Radiomics model construction and validation
The model was constructed by six machine learning algorithms: LR (Logistic Regression), SVM (Support Vector Machine), Random Forest (RF), Bayes, KNN (k-nearest neighbor), and XGBoost (eXtreme Gradient Boosting Machine). The XGBoost algorithm, a decision-tree-based approach, demonstrates notable efficiency in handling missing data and aggregating weak prediction models to create highly accurate ones.[23] The SHapley Additive exPlanations (SHAP) summary plot, derived from game theory, explains the output of various machine learning models.[24] SHAP summary plots provide a visually concise representation of the range and distribution of importance that each feature has on the model's output, relating the feature's value to its impact.
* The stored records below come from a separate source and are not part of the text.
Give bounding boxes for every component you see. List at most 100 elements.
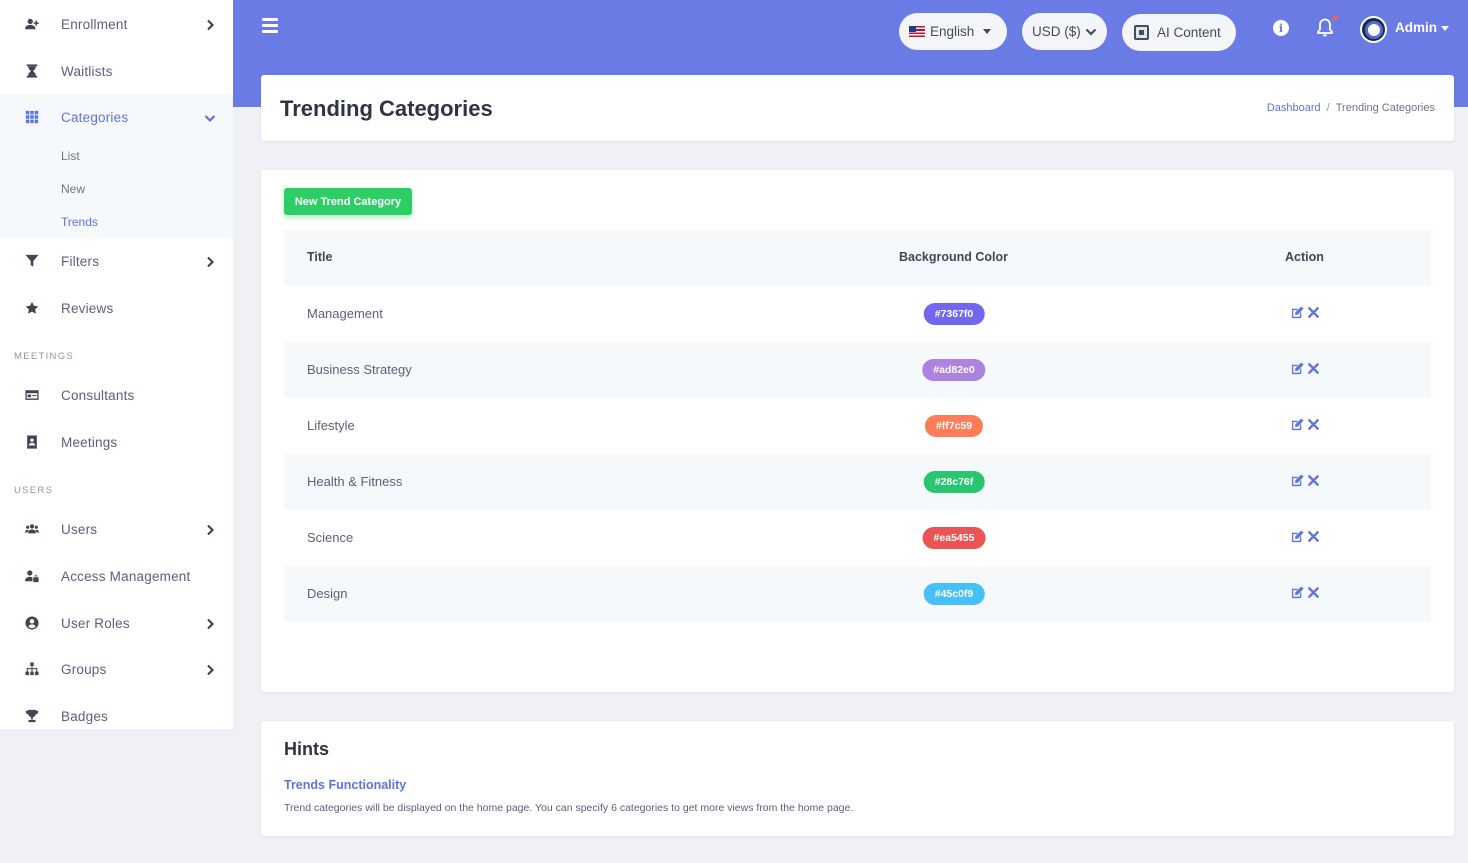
breadcrumb-current: Trending Categories	[1335, 102, 1435, 114]
sidebar: Enrollment Waitlists Categories List New…	[0, 0, 233, 729]
sidebar-item-groups[interactable]: Groups	[0, 646, 233, 692]
breadcrumb-dashboard-link[interactable]: Dashboard	[1267, 102, 1321, 114]
sidebar-item-reviews[interactable]: Reviews	[0, 285, 233, 331]
sidebar-item-label: Meetings	[61, 434, 118, 450]
delete-icon[interactable]	[1307, 362, 1320, 375]
sidebar-item-user-roles[interactable]: User Roles	[0, 600, 233, 646]
grid-icon	[24, 109, 40, 125]
language-selector[interactable]: English	[899, 13, 1007, 50]
row-title: Management	[307, 306, 383, 321]
hints-subtitle: Trends Functionality	[284, 778, 407, 792]
sidebar-item-label: Waitlists	[61, 63, 113, 79]
color-badge: #ff7c59	[924, 415, 984, 437]
chevron-right-icon	[204, 617, 216, 630]
hourglass-icon	[24, 63, 40, 79]
sidebar-item-access-management[interactable]: Access Management	[0, 553, 233, 599]
sidebar-subitem-list[interactable]: List	[61, 149, 80, 163]
sidebar-item-categories[interactable]: Categories	[0, 94, 233, 140]
chevron-right-icon	[204, 255, 216, 268]
sidebar-item-users[interactable]: Users	[0, 506, 233, 552]
admin-menu-label[interactable]: Admin	[1395, 20, 1437, 35]
hints-title: Hints	[284, 739, 329, 759]
row-actions	[1291, 530, 1320, 543]
sidebar-item-meetings[interactable]: Meetings	[0, 419, 233, 465]
trophy-icon	[24, 708, 40, 724]
column-header-action: Action	[1285, 250, 1324, 264]
edit-icon[interactable]	[1291, 474, 1304, 487]
section-heading-users: USERS	[14, 485, 54, 496]
sidebar-item-enrollment[interactable]: Enrollment	[0, 1, 233, 47]
bell-icon[interactable]	[1316, 18, 1334, 38]
row-title: Science	[307, 530, 354, 545]
ai-content-button[interactable]: AI Content	[1122, 14, 1236, 51]
address-book-icon	[24, 434, 40, 450]
color-badge: #45c0f9	[923, 583, 985, 605]
edit-icon[interactable]	[1291, 530, 1304, 543]
trend-categories-table: Title Background Color Action Management…	[284, 230, 1431, 622]
chip-icon	[1134, 25, 1149, 40]
info-icon[interactable]: i	[1273, 20, 1289, 36]
hints-card: Hints Trends Functionality Trend categor…	[261, 721, 1454, 836]
table-row: Science #ea5455	[284, 510, 1431, 566]
row-actions	[1291, 362, 1320, 375]
currency-label: USD ($)	[1032, 24, 1081, 39]
color-badge: #28c76f	[923, 471, 985, 493]
us-flag-icon	[909, 26, 925, 37]
user-lock-icon	[24, 568, 40, 584]
sidebar-item-label: Groups	[61, 661, 107, 677]
sidebar-item-label: Reviews	[61, 300, 114, 316]
table-row: Business Strategy #ad82e0	[284, 342, 1431, 398]
delete-icon[interactable]	[1307, 306, 1320, 319]
new-trend-category-button[interactable]: New Trend Category	[284, 188, 412, 215]
filter-icon	[24, 253, 40, 269]
notification-dot	[1333, 15, 1338, 20]
sidebar-subitem-new[interactable]: New	[61, 182, 85, 196]
avatar[interactable]	[1360, 16, 1387, 43]
sidebar-item-label: Access Management	[61, 568, 191, 584]
edit-icon[interactable]	[1291, 306, 1304, 319]
sidebar-item-label: Consultants	[61, 387, 135, 403]
delete-icon[interactable]	[1307, 474, 1320, 487]
hamburger-menu-icon[interactable]	[262, 18, 278, 34]
sidebar-item-waitlists[interactable]: Waitlists	[0, 48, 233, 94]
chevron-down-icon	[1085, 28, 1097, 36]
row-actions	[1291, 418, 1320, 431]
column-header-title: Title	[307, 250, 333, 264]
row-actions	[1291, 306, 1320, 319]
table-header: Title Background Color Action	[284, 230, 1431, 286]
row-title: Business Strategy	[307, 362, 412, 377]
row-title: Health & Fitness	[307, 474, 403, 489]
hints-text: Trend categories will be displayed on th…	[284, 802, 854, 814]
user-plus-icon	[24, 16, 40, 32]
table-row: Design #45c0f9	[284, 566, 1431, 622]
sidebar-item-consultants[interactable]: Consultants	[0, 372, 233, 418]
chevron-right-icon	[204, 663, 216, 676]
trend-categories-card: New Trend Category Title Background Colo…	[261, 170, 1454, 692]
row-actions	[1291, 586, 1320, 599]
page-header-card: Trending Categories Dashboard / Trending C…	[261, 75, 1454, 141]
sidebar-item-label: Badges	[61, 708, 108, 724]
edit-icon[interactable]	[1291, 362, 1304, 375]
column-header-background-color: Background Color	[899, 250, 1009, 264]
sidebar-item-badges[interactable]: Badges	[0, 693, 233, 739]
delete-icon[interactable]	[1307, 530, 1320, 543]
color-badge: #7367f0	[923, 303, 985, 325]
table-row: Management #7367f0	[284, 286, 1431, 342]
breadcrumb: Dashboard / Trending Categories	[1267, 102, 1435, 114]
delete-icon[interactable]	[1307, 418, 1320, 431]
sidebar-item-label: Users	[61, 521, 98, 537]
sidebar-item-label: User Roles	[61, 615, 130, 631]
sidebar-item-label: Categories	[61, 109, 129, 125]
sidebar-subitem-trends[interactable]: Trends	[61, 215, 98, 229]
row-title: Lifestyle	[307, 418, 355, 433]
edit-icon[interactable]	[1291, 418, 1304, 431]
color-badge: #ad82e0	[922, 359, 986, 381]
currency-selector[interactable]: USD ($)	[1022, 13, 1107, 50]
edit-icon[interactable]	[1291, 586, 1304, 599]
users-icon	[24, 521, 40, 537]
sidebar-item-filters[interactable]: Filters	[0, 238, 233, 284]
delete-icon[interactable]	[1307, 586, 1320, 599]
row-actions	[1291, 474, 1320, 487]
table-row: Lifestyle #ff7c59	[284, 398, 1431, 454]
star-icon	[24, 300, 40, 316]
Features were initially sorted by their global importance. Each dot, representing the SHAP value of a feature from a patient, was horizontally plotted and vertically stacked to illustrate the density of the same SHAP value. The dots were then color-coded based on the value, ranging from low (blue) to high (red). The Area Under the Curve (AUC) from Receiver Operator Characteristic (ROC) analysis assessed the accuracy and stability of the models. The DeLong test was employed to compare the performance of different ROC curves.
Statistical Analysis
Statistical analyses were conducted using R software (version 3.5.0), SPSS software (version 17.0, Armonk, NY), and Python (version 3.5). Continuous variables were presented as (means ± standard deviations). Normality of distribution was assessed using the Kolmogorov-Smirnov test. Variables were compared using the t-test for normal distributions or the Mann-Whitney test for non-normal distributions. Categorical variables were presented as [median, interquartile interval] and compared using the chi-square test. A p < 0.05 was deemed significant.
Informed consent
to participate in the investigation was obtained in writing from all subjects and/or their legal guardian(s) in accordance with the Declaration of Helsinki.
The study proactively ensured adherence to the highest ethical standards by implementing necessary measures. It sought informed consent to prioritize participants' autonomy by outlining the study's goals and ensuring voluntary participation. Strict protocols protected confidentiality and privacy; personally identifying information was securely managed, available only to the research team, and never revealed in published data or conclusions. These ethical protections highlight the dedication to participant welfare and scientific integrity throughout the study.
Ethics approval
The study has been approved by the Ethic Committee of ZhejiangProvincial People's Hospital(ethical approval number is 2020QT174) and conducted in compliance with Good Clinical Practice guidelines and the Declaration of Helsinki. Written informed consent to participate in this study was provided by the participants’ legal guardian/next of kin.